Convert a PIL Image or numpy.ndarray to tensor.

Converts a PIL Image or numpy.ndarray (H x W x C) in the range [0, 255] to a torch.FloatTensor of shape (C x H x W) in the range [0.0, 1.0]
why need use ToTensor for images of segmentation task inputs? Is this related to the loss function?
thanks!

Normalized input (to [0, 1] or z-score) is usually beneficial for your training, i.e. your model might train faster and better.
However, in a segmentation use case you should be careful using ToTensor on your mask image, since this might destroy the labels.

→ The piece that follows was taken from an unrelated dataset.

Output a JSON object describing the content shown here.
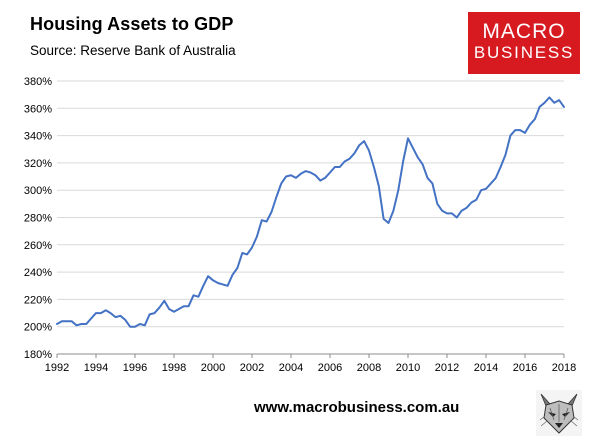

I need build two transform.Compose?

img_transform = transform.Compose([
            transform.RandomRotation(2),
            transform.ToTensor(),
            transform.Normalize([.485, .456, .406], [.229, .224, .225])]) 
label_transform = transform.Compose([
            transform.RandomRotation(2),
            ]) 

How can I guarantee the same angle of rotation?

For a segmentation use case, you should use the functional API of torchvision.transforms as shown here.

Transform to tensor

    image = TF.to_tensor(image)
    mask = TF.to_tensor(mask)

    transform.ToTensor()

Have the same effect?

TF.to_tensor(mask) this might destroy the labels ?

thanks!

Both methods have the same effect.

Yes, depending on the format of your target image.
E.g. if your target image is a color image where each different color encodes a class, you should rather create a mapping between colors and classes. ToTensor will normalize the image such that the values will be in [0, 1] which won’t be suitable to use in e.g. nn.CrossEntropyLoss anymore, as it expects class indices in the range [0, nb_classes].